The cap itself may require a permit, and the permitting process as cleanup moves forward will require community input, he added.

As the property owner, Rayonier will determine use of the property according to zoning, Marian Abbett, Ecology site manager for the project, said at the meeting Tuesday.

Harbor waters next to Rayonier also must be addressed.

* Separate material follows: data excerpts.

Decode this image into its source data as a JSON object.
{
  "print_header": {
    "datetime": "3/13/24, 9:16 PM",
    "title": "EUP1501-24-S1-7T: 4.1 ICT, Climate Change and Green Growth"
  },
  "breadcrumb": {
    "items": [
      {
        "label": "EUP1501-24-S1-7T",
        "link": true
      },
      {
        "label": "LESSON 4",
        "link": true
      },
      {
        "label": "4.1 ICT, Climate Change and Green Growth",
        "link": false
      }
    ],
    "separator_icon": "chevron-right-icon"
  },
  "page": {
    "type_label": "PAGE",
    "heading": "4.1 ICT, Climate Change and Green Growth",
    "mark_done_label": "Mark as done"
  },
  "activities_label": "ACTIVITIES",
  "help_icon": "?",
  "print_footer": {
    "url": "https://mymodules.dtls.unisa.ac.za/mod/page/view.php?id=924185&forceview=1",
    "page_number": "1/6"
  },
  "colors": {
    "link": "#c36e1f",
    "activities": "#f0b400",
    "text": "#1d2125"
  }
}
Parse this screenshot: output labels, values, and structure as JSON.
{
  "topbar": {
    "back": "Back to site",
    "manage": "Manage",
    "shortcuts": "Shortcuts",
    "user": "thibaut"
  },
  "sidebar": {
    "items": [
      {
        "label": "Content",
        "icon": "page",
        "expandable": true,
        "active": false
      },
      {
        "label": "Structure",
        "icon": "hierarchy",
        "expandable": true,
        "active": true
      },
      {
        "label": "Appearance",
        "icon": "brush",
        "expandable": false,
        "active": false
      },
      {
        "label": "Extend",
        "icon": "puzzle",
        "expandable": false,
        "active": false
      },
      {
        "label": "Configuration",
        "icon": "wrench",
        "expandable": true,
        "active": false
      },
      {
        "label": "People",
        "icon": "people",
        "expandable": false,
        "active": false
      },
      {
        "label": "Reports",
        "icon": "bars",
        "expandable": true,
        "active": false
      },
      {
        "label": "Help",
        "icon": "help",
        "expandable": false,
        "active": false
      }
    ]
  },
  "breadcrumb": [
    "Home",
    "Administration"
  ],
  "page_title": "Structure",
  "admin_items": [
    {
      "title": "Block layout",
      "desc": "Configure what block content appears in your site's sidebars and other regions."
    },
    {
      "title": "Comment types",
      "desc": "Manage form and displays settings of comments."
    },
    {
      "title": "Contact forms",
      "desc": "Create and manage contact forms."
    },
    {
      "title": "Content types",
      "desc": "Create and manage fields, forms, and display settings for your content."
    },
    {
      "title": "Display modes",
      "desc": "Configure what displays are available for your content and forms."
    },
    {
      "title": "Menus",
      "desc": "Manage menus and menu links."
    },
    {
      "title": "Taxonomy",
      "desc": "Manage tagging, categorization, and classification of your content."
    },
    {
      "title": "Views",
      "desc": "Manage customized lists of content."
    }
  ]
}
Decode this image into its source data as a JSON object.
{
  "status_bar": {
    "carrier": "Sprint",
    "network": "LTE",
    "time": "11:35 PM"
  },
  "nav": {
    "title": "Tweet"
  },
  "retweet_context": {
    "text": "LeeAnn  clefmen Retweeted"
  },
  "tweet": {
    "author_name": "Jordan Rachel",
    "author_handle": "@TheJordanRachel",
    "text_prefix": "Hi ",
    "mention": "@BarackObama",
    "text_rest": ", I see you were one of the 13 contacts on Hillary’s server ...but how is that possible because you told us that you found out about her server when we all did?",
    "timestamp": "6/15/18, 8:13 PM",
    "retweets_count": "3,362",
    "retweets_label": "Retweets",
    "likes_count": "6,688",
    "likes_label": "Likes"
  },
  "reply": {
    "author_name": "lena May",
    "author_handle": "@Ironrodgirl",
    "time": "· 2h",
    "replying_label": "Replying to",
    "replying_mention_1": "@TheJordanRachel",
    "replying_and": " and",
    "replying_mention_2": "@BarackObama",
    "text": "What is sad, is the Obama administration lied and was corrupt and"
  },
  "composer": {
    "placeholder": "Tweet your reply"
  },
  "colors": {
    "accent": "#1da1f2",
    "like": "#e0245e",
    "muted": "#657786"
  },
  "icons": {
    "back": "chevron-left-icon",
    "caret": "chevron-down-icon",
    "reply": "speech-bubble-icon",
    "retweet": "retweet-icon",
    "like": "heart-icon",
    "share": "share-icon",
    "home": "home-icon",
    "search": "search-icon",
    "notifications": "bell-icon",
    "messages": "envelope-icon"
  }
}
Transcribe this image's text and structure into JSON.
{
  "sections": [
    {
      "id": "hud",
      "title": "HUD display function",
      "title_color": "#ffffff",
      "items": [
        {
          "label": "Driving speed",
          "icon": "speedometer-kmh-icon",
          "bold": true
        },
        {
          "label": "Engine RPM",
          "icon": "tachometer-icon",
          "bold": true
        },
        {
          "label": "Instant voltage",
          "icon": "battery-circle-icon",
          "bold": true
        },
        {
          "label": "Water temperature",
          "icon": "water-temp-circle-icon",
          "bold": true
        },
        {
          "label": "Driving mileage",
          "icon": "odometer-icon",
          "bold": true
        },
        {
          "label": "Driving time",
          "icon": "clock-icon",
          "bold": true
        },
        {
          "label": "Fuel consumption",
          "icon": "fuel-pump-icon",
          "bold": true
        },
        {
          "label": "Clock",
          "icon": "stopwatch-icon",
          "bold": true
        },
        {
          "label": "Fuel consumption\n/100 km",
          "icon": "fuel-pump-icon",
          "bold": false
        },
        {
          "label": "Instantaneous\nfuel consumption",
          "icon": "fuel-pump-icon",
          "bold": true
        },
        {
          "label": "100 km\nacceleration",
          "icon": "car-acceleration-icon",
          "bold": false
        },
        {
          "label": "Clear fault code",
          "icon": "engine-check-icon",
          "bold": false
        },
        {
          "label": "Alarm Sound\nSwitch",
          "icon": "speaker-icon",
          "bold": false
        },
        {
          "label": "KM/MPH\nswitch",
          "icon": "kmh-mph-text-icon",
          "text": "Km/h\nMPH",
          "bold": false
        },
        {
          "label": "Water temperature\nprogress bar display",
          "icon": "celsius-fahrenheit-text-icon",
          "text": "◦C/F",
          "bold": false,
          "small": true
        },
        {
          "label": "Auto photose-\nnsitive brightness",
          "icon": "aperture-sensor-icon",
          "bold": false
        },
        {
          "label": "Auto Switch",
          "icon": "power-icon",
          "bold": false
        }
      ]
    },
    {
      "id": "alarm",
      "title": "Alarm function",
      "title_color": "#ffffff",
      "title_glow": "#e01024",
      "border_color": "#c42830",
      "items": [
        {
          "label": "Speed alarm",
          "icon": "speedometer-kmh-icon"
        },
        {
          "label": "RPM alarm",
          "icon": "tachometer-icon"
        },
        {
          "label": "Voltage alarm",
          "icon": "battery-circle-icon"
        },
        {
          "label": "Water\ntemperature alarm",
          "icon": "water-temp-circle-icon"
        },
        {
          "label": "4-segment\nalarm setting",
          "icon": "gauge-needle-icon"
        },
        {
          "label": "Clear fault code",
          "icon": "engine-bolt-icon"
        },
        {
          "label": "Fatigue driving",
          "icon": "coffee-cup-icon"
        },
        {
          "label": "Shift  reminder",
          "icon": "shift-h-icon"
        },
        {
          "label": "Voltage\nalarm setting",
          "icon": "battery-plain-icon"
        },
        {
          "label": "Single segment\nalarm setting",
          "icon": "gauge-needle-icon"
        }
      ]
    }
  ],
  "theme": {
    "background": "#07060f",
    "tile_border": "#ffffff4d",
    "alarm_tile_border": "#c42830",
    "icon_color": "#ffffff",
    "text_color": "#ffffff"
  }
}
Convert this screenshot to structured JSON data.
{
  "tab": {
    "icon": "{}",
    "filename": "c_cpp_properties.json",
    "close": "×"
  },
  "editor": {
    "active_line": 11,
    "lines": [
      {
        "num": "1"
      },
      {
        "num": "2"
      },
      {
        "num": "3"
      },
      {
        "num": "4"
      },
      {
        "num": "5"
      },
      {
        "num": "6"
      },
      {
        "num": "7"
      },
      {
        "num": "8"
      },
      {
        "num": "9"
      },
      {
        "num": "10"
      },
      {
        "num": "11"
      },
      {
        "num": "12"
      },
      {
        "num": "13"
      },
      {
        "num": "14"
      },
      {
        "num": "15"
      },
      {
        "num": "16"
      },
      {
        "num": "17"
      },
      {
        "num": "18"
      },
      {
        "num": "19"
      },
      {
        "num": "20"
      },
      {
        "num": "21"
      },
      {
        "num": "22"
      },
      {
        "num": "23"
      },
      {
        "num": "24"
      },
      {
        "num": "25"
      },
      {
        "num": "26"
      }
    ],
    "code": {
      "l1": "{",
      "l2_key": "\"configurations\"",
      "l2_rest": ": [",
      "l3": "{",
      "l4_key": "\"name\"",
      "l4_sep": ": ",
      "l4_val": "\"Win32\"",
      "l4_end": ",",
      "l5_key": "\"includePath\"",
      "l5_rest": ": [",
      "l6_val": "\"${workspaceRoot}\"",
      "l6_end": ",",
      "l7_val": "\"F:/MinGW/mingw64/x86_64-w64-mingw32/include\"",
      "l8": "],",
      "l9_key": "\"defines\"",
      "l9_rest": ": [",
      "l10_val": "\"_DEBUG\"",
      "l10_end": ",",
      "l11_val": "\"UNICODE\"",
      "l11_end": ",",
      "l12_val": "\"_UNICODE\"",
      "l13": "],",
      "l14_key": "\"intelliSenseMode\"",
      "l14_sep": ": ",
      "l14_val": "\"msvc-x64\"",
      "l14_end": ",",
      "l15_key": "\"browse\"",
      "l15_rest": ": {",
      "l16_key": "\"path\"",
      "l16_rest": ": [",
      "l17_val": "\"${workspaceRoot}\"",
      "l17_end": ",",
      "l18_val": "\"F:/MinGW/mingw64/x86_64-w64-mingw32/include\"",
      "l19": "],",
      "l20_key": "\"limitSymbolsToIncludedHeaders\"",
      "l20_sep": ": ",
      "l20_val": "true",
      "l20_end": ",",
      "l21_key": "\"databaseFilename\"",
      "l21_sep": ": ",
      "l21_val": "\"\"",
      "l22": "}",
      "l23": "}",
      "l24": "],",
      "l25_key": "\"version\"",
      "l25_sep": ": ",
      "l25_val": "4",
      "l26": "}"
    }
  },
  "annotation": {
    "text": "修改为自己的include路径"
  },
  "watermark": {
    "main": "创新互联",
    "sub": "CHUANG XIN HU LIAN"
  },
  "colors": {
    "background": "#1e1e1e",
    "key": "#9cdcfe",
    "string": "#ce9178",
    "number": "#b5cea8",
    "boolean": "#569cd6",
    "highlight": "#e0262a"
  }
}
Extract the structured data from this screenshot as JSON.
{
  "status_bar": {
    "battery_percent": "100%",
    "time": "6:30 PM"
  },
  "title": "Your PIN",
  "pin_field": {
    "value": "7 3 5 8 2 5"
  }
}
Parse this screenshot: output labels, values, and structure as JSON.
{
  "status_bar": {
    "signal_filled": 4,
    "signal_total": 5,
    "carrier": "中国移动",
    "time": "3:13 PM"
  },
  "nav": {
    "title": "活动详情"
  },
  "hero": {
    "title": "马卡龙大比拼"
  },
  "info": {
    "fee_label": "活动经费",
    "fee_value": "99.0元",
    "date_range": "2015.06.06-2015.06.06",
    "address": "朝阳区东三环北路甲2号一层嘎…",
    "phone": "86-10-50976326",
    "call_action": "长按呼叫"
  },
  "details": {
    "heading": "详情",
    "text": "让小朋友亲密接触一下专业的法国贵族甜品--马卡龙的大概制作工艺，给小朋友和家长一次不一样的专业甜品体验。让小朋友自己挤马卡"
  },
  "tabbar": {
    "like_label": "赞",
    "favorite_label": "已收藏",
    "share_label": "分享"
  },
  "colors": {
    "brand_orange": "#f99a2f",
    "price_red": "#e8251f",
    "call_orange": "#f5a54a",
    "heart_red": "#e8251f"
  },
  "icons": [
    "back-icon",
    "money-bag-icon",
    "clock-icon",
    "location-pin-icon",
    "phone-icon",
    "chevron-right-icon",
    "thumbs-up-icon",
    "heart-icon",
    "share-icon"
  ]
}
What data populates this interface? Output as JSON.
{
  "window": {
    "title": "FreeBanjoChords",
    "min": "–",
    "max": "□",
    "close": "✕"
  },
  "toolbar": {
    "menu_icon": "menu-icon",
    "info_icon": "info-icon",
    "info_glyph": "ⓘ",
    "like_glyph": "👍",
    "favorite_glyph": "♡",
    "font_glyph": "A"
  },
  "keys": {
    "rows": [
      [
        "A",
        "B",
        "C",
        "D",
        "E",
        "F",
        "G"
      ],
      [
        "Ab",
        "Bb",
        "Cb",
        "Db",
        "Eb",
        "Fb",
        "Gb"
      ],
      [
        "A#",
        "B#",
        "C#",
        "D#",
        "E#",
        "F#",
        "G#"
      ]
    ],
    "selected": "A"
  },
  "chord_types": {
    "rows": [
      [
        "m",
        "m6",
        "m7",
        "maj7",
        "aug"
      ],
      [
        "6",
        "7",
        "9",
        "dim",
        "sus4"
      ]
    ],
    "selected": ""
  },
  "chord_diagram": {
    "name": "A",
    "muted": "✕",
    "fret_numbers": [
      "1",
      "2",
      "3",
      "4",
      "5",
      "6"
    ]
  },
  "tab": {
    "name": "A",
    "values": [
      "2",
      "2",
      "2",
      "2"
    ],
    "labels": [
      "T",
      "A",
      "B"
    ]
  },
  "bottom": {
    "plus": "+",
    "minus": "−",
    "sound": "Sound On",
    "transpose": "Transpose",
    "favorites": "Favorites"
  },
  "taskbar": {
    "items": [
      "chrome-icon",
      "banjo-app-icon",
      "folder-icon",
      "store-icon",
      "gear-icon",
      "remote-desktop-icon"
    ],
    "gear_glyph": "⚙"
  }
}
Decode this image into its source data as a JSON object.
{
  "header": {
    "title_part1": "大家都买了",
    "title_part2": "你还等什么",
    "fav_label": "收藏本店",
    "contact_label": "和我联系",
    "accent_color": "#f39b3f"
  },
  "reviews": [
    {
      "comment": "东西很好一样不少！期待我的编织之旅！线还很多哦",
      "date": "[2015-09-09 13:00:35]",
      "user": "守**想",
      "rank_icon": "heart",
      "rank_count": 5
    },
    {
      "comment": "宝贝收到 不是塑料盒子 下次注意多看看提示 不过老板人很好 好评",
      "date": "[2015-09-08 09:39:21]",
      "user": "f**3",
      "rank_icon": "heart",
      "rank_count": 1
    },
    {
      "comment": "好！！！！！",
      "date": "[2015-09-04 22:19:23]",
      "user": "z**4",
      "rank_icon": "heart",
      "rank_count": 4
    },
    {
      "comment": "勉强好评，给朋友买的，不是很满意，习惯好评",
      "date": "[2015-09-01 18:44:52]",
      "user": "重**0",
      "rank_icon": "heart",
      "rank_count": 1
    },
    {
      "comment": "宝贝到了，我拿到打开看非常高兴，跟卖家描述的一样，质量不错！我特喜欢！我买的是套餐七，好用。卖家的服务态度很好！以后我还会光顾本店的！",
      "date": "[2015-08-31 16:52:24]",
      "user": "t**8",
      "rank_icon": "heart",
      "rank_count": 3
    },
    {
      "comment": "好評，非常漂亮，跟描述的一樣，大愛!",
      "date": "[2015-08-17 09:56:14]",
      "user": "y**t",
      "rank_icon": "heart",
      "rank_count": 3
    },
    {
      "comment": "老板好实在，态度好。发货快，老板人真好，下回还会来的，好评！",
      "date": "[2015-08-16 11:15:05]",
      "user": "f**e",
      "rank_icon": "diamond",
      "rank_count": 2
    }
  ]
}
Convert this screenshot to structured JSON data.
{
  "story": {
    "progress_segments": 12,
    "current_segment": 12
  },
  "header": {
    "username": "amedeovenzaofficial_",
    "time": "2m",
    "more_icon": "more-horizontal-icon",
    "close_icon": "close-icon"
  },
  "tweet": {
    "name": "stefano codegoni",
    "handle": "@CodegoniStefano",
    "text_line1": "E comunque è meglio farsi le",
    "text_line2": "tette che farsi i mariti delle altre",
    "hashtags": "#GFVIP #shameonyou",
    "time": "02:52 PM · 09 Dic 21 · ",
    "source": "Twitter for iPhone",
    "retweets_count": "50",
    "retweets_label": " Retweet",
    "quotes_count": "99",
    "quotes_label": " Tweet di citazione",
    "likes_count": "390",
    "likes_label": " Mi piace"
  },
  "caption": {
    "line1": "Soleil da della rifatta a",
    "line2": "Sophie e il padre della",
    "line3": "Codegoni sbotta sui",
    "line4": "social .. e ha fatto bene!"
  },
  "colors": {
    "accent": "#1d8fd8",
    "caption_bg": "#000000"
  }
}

“The Marine Study Area is about 1,300 acres of marine environment adjacent to the mill property on the southern shore of Port Angeles Harbor,” according to the responsiveness summary.

Cleanup of the western Port Angeles Harbor area that borders the McKinley Paper Company site is separate from the Rayonier cleanup.

The National Resource Damage Assessment process that western harbor cleanup is following involves five potentially liable parties and a $34 million cost. Cleanup will include capping 43 acres of the harbor floor and a lagoon, according to Tuesday’s presentation.

Clallam County Commissioner Randy Johnson said Thursday he was pleased with the move toward unrestricted use.

“The devil is in the details,” he added.

Darlene Schanfald, Rayonier project coordinator for the Olympic Environmental Council, was wistful at the meeting, wondering after 25 years of being a cleanup advocate if she would still be around when that goal is accomplished.

“I’m glad they made some changes,” she said after the meeting.

“They listened to some of us. However, it’s not enough. We really need to get our shoreline back, our whole shoreline.”